If you have a fixed amount of time, you should provide a timeout:

map(func, *iterables, timeout=None, chunksize=1)

which can be a float or int, specified in seconds

Thanks Patrick

With the hint i was able to cancel every process by adding the Futures to a list and adjusting the queue size manually. Without it there are still to much processes which are getting launched.

Just seems like there is no api to adjust the queue size, pause the execution or delete the process queue.

However - the only way to realize this is to run the Main object in a Thread so the mainscript can kill it at any time. And im still trying to catch the "CancelledError".

Looks pretty "dirty" and not pythonic for me. I'll take any other suggestions.
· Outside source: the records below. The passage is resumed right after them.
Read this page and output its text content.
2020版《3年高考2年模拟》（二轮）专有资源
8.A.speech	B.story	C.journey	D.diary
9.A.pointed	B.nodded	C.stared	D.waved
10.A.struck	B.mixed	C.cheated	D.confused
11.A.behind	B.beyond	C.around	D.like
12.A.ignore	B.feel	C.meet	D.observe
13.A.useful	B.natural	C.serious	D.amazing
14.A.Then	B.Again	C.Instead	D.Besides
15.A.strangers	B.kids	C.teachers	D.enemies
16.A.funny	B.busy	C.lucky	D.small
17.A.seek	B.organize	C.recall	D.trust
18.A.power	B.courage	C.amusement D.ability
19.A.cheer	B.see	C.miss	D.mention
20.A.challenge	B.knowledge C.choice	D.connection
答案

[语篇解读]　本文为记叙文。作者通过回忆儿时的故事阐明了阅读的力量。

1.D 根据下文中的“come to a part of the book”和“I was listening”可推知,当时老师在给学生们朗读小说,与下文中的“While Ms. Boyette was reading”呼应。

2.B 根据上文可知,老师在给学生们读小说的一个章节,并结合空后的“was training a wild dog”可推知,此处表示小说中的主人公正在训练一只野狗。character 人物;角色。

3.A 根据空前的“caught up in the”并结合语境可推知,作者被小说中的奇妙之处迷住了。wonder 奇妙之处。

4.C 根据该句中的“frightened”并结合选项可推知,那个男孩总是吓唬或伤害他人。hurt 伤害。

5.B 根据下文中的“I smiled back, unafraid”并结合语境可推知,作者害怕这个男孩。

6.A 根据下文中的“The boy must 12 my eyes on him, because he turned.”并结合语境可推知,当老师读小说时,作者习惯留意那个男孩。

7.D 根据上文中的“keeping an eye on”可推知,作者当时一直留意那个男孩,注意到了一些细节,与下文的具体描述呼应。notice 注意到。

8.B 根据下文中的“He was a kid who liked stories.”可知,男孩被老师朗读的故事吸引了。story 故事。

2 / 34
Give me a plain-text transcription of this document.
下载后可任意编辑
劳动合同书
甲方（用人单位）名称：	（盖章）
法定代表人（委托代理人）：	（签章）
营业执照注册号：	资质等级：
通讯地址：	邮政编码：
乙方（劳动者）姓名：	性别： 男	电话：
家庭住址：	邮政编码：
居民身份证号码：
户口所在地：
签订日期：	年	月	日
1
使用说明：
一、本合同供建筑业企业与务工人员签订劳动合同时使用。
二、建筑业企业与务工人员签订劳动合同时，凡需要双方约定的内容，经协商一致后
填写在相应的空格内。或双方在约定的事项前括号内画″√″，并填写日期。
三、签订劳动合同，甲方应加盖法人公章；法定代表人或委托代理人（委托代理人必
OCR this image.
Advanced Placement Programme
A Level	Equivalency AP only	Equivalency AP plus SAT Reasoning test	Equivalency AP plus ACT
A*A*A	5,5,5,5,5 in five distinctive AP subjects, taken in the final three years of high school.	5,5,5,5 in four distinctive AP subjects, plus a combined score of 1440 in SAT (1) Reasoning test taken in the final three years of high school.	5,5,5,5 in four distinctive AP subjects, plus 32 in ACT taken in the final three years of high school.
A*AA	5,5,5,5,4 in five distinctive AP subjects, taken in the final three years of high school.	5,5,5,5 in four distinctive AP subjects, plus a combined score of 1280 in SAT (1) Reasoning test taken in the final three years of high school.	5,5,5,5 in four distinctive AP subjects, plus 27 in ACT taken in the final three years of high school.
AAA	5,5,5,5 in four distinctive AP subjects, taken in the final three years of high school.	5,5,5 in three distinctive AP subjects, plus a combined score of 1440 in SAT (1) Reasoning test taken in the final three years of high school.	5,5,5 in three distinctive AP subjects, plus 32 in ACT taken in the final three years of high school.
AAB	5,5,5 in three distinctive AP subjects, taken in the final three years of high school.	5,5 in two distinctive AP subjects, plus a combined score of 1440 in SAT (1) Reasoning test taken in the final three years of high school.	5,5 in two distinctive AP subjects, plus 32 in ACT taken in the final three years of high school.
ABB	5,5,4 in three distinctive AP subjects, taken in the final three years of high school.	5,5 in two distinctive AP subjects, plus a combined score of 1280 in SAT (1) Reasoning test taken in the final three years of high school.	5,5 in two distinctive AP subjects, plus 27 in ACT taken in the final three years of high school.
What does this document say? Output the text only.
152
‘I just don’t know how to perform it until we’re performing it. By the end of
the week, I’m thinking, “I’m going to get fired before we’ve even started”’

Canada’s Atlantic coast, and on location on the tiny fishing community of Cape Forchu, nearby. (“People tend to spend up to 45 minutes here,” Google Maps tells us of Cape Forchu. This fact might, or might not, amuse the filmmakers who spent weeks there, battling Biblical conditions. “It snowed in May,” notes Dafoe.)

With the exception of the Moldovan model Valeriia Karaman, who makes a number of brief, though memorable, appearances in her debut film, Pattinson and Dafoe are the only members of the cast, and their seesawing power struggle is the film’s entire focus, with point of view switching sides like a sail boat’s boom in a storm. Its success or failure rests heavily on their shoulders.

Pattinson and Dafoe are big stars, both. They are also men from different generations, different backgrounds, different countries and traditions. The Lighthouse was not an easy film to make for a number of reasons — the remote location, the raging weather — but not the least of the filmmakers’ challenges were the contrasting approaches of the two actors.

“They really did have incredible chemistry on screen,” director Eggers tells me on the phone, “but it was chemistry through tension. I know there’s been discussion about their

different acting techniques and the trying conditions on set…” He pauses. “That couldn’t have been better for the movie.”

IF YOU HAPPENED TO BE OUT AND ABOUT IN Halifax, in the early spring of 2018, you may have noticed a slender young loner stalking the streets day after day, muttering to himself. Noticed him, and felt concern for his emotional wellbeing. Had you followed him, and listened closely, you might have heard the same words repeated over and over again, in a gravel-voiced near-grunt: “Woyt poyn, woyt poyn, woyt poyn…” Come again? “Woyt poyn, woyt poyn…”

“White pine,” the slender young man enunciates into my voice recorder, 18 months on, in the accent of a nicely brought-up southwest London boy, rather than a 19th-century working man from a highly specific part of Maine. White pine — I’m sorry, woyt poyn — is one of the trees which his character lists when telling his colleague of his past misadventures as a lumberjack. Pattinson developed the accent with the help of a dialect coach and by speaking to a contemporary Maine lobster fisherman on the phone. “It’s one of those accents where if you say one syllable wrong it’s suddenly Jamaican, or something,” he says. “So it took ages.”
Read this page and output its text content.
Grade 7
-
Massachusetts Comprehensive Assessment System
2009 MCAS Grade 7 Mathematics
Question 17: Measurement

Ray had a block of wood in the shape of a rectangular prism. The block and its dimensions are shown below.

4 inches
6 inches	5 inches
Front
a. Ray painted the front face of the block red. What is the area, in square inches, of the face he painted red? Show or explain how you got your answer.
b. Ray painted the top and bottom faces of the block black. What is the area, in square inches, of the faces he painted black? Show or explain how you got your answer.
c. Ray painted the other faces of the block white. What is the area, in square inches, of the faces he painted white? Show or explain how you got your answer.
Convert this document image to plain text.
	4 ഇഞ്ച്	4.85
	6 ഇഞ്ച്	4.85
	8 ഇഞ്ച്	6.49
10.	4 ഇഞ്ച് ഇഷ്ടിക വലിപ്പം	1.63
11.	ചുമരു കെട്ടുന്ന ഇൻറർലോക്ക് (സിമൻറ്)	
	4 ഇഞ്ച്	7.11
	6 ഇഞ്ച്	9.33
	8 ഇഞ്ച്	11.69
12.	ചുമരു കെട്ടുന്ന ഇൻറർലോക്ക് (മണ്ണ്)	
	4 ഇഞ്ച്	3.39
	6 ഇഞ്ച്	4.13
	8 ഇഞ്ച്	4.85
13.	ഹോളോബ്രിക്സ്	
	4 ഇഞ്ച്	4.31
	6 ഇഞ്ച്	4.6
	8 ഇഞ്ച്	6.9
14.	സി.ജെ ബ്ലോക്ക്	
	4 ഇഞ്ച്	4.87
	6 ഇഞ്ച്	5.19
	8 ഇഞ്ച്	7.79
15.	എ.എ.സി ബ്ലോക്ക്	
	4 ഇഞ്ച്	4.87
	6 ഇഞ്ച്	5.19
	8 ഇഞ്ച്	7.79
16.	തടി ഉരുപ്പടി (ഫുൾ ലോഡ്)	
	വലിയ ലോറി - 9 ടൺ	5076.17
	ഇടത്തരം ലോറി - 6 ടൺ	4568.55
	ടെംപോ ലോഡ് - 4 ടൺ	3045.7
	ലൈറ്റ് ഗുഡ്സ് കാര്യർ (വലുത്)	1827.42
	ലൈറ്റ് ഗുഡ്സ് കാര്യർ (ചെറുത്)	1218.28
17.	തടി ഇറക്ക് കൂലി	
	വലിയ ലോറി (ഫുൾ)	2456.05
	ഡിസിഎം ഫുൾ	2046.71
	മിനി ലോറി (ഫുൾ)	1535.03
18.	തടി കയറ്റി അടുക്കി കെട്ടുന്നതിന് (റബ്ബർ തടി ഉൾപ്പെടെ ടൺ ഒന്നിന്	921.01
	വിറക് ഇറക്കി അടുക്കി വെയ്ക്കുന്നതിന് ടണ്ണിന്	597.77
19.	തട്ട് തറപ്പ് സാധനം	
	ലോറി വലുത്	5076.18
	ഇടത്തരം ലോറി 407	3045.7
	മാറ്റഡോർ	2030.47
Thanks a lot.

from concurrent.futures import ProcessPoolExecutor, CancelledError
from time import sleep
from random import randint
from threading import Thread


def something_fancy():
    sleep(randint(0, 5))
    return 'im back!'


class Work:
    def __init__(self):
        self.exe = ProcessPoolExecutor(4)
        self.futures = []
        self.max_queue = 50
        self.killed = False

    def start_procs(self):
        for i in range(200000):
            while not self.killed:
                if len(self.futures) <= self.max_queue:
                    t = self.exe.submit(something_fancy)
                    t.add_done_callback(self.done)
                    self.futures.append(t)
                    break

    def done(self, f):
        print f.result()
        self.futures.remove(f)

    def kill(self):
        self.killed = True
        for future in self.futures:
            try:
                future.cancel()
            except CancelledError, e:
                print e


if __name__ == '__main__':
    work_obj = Work()
    Thread(target=work_obj.start_procs).start()
    sleep(5)
    work_obj.kill()

edit

from concurrent.futures import ProcessPoolExecutor, CancelledError
from time import sleep
from random import randint
from threading import Thread


def something_fancy():
    sleep(0.5)
    return 'Hello World, Future was running!'


class Work:
    def __init__(self):
        cpu_usage = 4
        self.exe = ProcessPoolExecutor(cpu_usage)
        self.futures = []
        self.max_queue = cpu_usage*3
        self.stop = False
        self.paused = False

    def start_procs(self):
        for i in range(200000):
            while not self.stop:
                if len(self.futures) <= self.max_queue:
                    if not self.paused:
                        t = self.exe.submit(something_fancy)
                        t.add_done_callback(self._done)
                        self.futures.append(t)
                        break

    def _done(self, f):
        print f.result()
        self.futures.remove(f)

    def pause(self):
        self.paused = False if self.paused else True

    def shutdown(self):
        self.stop = True
        for future in self.futures:
            try:
                future.cancel()
            except CancelledError, e:
                print e


if __name__ == '__main__':
    work_obj = Work()
    Thread(target=work_obj.start_procs).start()
    print 'Started'
    sleep(5)
    work_obj.pause()
    print 'Paused'
    sleep(5)
    work_obj.pause()
    print 'Continue'
    sleep(5)
    work_obj.shutdown()
    print 'Shutdown'

That works - still doesn't catches the CancelledError and still pretty dirty.